Juvenile crime has declined from its horrific peak in 1994, but with a record 70.2 million juveniles in the population, the number of 14- to 17-year-olds will be 20% greater in 2005 than it was in 1996. By 2006, America will be home to some 30 million teenagers, the largest number since 1975. Over the next decade, all but five states will experience significant growth in the number of young males entering their most crime-prone years.

For all the good news about crime and other social indicators, too many of America's children are still growing up abused (over a million substantiated cases a year), impoverished (at least 16%), without a father in the home (at least 40%) or subject to other influences that researchers have consistently found are associated with crime and delinquency.

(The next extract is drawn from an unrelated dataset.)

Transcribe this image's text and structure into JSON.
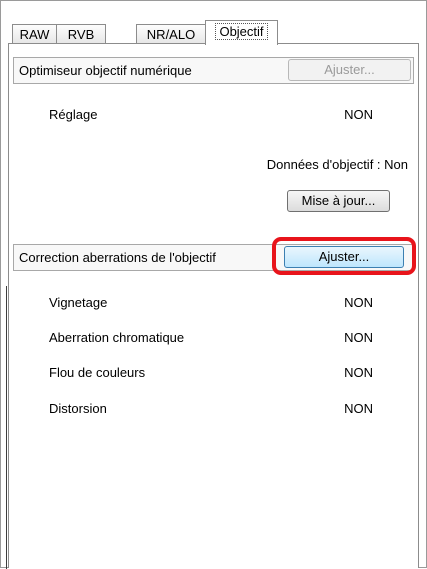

In 1997, researchers at the U.S. Bureau of Justice Statistics estimated that if present incarceration rates were to remain constant, 5% of Americans would be imprisoned during their lifetimes (the rates are 16.2% for blacks, 9.4% for Hispanics and 2.5% for whites). But the rates need not remain constant, nor should they. Zero prison growth is possible. In the end, whether or not we achieve this goal will be a profound measure not merely of how nimble we are when it comes to managing public safety cost-effectively, but also of how decent we are, despite our many differences, when it came to loving all God's children unconditionally, including all those in criminal custody.